Bioenergy covers the use of solid, liquid and gaseous fuels.
Figure 47 Bioenergy
Gaseous biofuel. In the most typical case, the biomass produces biogas with a content of 50-87% methane, 13-50% CO2, minor impurities H2 and H2S. After purification of the biogas from CO 2, biomethane is obtained. Biomethane is a complete analogue of natural gas, the only difference being the origin. Liquid biofuel. Sunflower crops, rapeseed, sugar cane, palm oil, etc. are used as raw materials. Virtually every type of organic raw material, rich in hydrocarbons and available in large quantities, is suitable for the production of biofuels – for example, in Spain a project is being developed for the use of orange peel for production. The highest yields (7 to 13 times higher than those of sugar cane) are obtained from the use of algae. Solid biofuels are primarily wood for combustion, including in the form of firewood, wood briquettes and other types such as organic household waste. This type of biofuel is most common in developing countries due to the minimal investment required to use it. They are also very common in Bulgaria. The combustion of solid biofuels is very harmful to human health when carried out in open hearths and in old solid fuel stoves without filter systems. Combustion releases carbon dioxide, sulfur dioxide and fine dust particles. Advantages of renewable energy.
Renewable energy is also called “green energy” because it is extremely important for sustainable development. Its advantages can be considered in 4 directions:
1. Reduced impact on climate change – RES have a lower carbon footprint during construction and almost zero during operation.
2. Accessibility and security of energy supply – sun, wind and water are available almost everywhere and are free. Through them, each country can be independent of energy imports from other countries.
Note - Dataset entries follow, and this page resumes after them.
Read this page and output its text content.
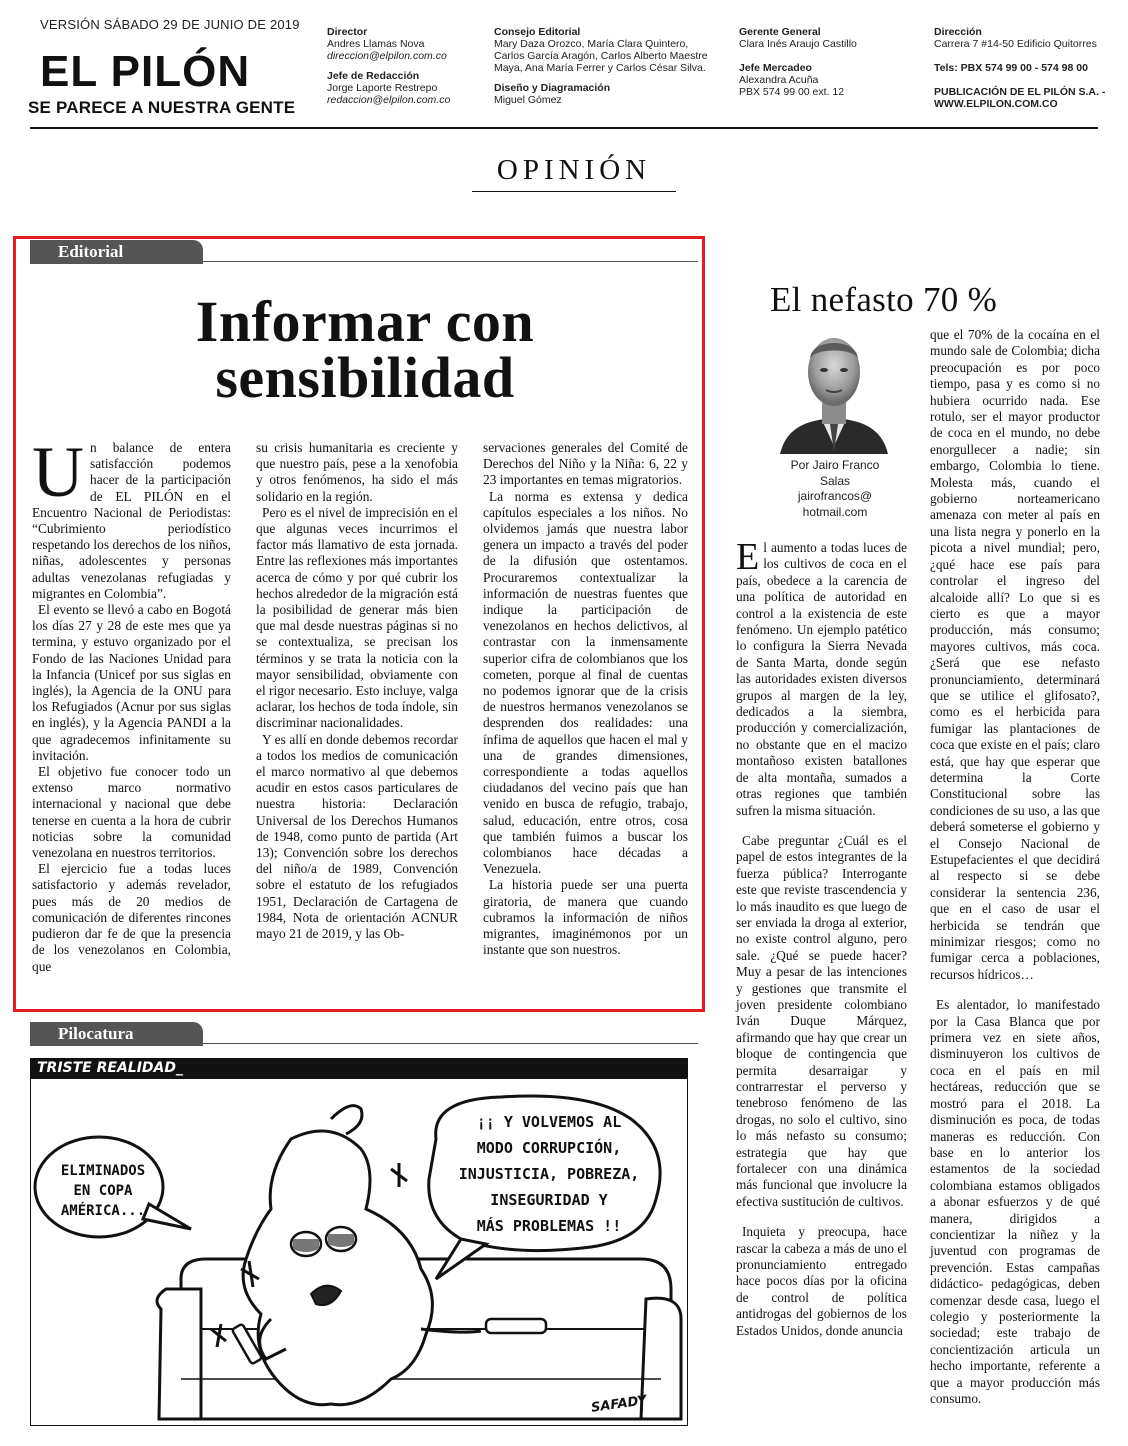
VERSIÓN SÁBADO 29 DE JUNIO DE 2019
EL PILÓN
SE PARECE A NUESTRA GENTE
Director
Andres Llamas Nova
direccion@elpilon.com.co
Jefe de Redacción
Jorge Laporte Restrepo
redaccion@elpilon.com.co
Consejo Editorial
Mary Daza Orozco, María Clara Quintero,
Carlos García Aragón, Carlos Alberto Maestre
Maya, Ana María Ferrer y Carlos César Silva.
Diseño y Diagramación
Miguel Gómez
Gerente General
Clara Inés Araujo Castillo
Jefe Mercadeo
Alexandra Acuña
PBX 574 99 00 ext. 12
Dirección
Carrera 7 #14-50 Edificio Quitorres
Tels: PBX 574 99 00 - 574 98 00
PUBLICACIÓN DE EL PILÓN S.A. -
WWW.ELPILON.COM.CO
OPINIÓN
Editorial
Informar con
sensibilidad
U n balance de entera satisfacción podemos hacer de la participación de EL PILÓN en el Encuentro Nacional de Periodistas: “Cubrimiento periodístico respetando los derechos de los niños, niñas, adolescentes y personas adultas venezolanas refugiadas y migrantes en Colombia”.

El evento se llevó a cabo en Bogotá los días 27 y 28 de este mes que ya termina, y estuvo organizado por el Fondo de las Naciones Unidad para la Infancia (Unicef por sus siglas en inglés), la Agencia de la ONU para los Refugiados (Acnur por sus siglas en inglés), y la Agencia PANDI a la que agradecemos infinitamente su invitación.

El objetivo fue conocer todo un extenso marco normativo internacional y nacional que debe tenerse en cuenta a la hora de cubrir noticias sobre la comunidad venezolana en nuestros territorios.

El ejercicio fue a todas luces satisfactorio y además revelador, pues más de 20 medios de comunicación de diferentes rincones pudieron dar fe de que la presencia de los venezolanos en Colombia, que

su crisis humanitaria es creciente y que nuestro país, pese a la xenofobia y otros fenómenos, ha sido el más solidario en la región.

Pero es el nivel de imprecisión en el que algunas veces incurrimos el factor más llamativo de esta jornada. Entre las reflexiones más importantes acerca de cómo y por qué cubrir los hechos alrededor de la migración está la posibilidad de generar más bien que mal desde nuestras páginas si no se contextualiza, se precisan los términos y se trata la noticia con la mayor sensibilidad, obviamente con el rigor necesario. Esto incluye, valga aclarar, los hechos de toda índole, sin discriminar nacionalidades.

Y es allí en donde debemos recordar a todos los medios de comunicación el marco normativo al que debemos acudir en estos casos particulares de nuestra historia: Declaración Universal de los Derechos Humanos de 1948, como punto de partida (Art 13); Convención sobre los derechos del niño/a de 1989, Convención sobre el estatuto de los refugiados 1951, Declaración de Cartagena de 1984, Nota de orientación ACNUR mayo 21 de 2019, y las Ob-

servaciones generales del Comité de Derechos del Niño y la Niña: 6, 22 y 23 importantes en temas migratorios.

La norma es extensa y dedica capítulos especiales a los niños. No olvidemos jamás que nuestra labor genera un impacto a través del poder de la difusión que ostentamos. Procuraremos contextualizar la información de nuestras fuentes que indique la participación de venezolanos en hechos delictivos, al contrastar con la inmensamente superior cifra de colombianos que los cometen, porque al final de cuentas no podemos ignorar que de la crisis de nuestros hermanos venezolanos se desprenden dos realidades: una ínfima de aquellos que hacen el mal y una de grandes dimensiones, correspondiente a todas aquellos ciudadanos del vecino país que han venido en busca de refugio, trabajo, salud, educación, entre otros, cosa que también fuimos a buscar los colombianos hace décadas a Venezuela.

La historia puede ser una puerta giratoria, de manera que cuando cubramos la información de niños migrantes, imaginémonos por un instante que son nuestros.

El nefasto 70 %
Por Jairo Franco
Salas
jairofrancos@
hotmail.com
E l aumento a todas luces de los cultivos de coca en el país, obedece a la carencia de una política de autoridad en control a la existencia de este fenómeno. Un ejemplo patético lo configura la Sierra Nevada de Santa Marta, donde según las autoridades existen diversos grupos al margen de la ley, dedicados a la siembra, producción y comercialización, no obstante que en el macizo montañoso existen batallones de alta montaña, sumados a otras regiones que también sufren la misma situación.

Cabe preguntar ¿Cuál es el papel de estos integrantes de la fuerza pública? Interrogante este que reviste trascendencia y lo más inaudito es que luego de ser enviada la droga al exterior, no existe control alguno, pero sale. ¿Qué se puede hacer? Muy a pesar de las intenciones y gestiones que transmite el joven presidente colombiano Iván Duque Márquez, afirmando que hay que crear un bloque de contingencia que permita desarraigar y contrarrestar el perverso y tenebroso fenómeno de las drogas, no solo el cultivo, sino lo más nefasto su consumo; estrategia que hay que fortalecer con una dinámica más funcional que involucre la efectiva sustitución de cultivos.

Inquieta y preocupa, hace rascar la cabeza a más de uno el pronunciamiento entregado hace pocos días por la oficina de control de política antidrogas del gobiernos de los Estados Unidos, donde anuncia

que el 70% de la cocaína en el mundo sale de Colombia; dicha preocupación es por poco tiempo, pasa y es como si no hubiera ocurrido nada. Ese rotulo, ser el mayor productor de coca en el mundo, no debe enorgullecer a nadie; sin embargo, Colombia lo tiene. Molesta más, cuando el gobierno norteamericano amenaza con meter al país en una lista negra y ponerlo en la picota a nivel mundial; pero, ¿qué hace ese país para controlar el ingreso del alcaloide allí? Lo que si es cierto es que a mayor producción, más consumo; mayores cultivos, más coca. ¿Será que ese nefasto pronunciamiento, determinará que se utilice el glifosato?, como es el herbicida para fumigar las plantaciones de coca que existe en el país; claro está, que hay que esperar que determina la Corte Constitucional sobre las condiciones de su uso, a las que deberá someterse el gobierno y el Consejo Nacional de Estupefacientes el que decidirá al respecto si se debe considerar la sentencia 236, que en el caso de usar el herbicida se tendrán que minimizar riesgos; como no fumigar cerca a poblaciones, recursos hídricos…

Es alentador, lo manifestado por la Casa Blanca que por primera vez en siete años, disminuyeron los cultivos de coca en el país en mil hectáreas, reducción que se mostró para el 2018. La disminución es poca, de todas maneras es reducción. Con base en lo anterior los estamentos de la sociedad colombiana estamos obligados a abonar esfuerzos y de qué manera, dirigidos a concientizar la niñez y la juventud con programas de prevención. Estas campañas didáctico- pedagógicas, deben comenzar desde casa, luego el colegio y posteriormente la sociedad; este trabajo de concientización articula un hecho importante, referente a que a mayor producción más consumo.

Pilocatura
TRISTE REALIDAD_
ELIMINADOS
EN COPA
AMÉRICA...
¡¡ Y VOLVEMOS AL
MODO CORRUPCIÓN,
INJUSTICIA, POBREZA,
INSEGURIDAD Y
MÁS PROBLEMAS !!
SAFADY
3. Long-term economic benefits: the tendency of RES prices to decrease and of fossil fuels to increase. 4. The population approves of environmentally friendly energy. There is no most preferred type of renewable energy source. Depending on the local climatic conditions, one or another species is the most suitable. However, given the limited time of energy production, the best solution is to combine several types of renewable sources so that the disadvantage of each can be offset by the advantages of another.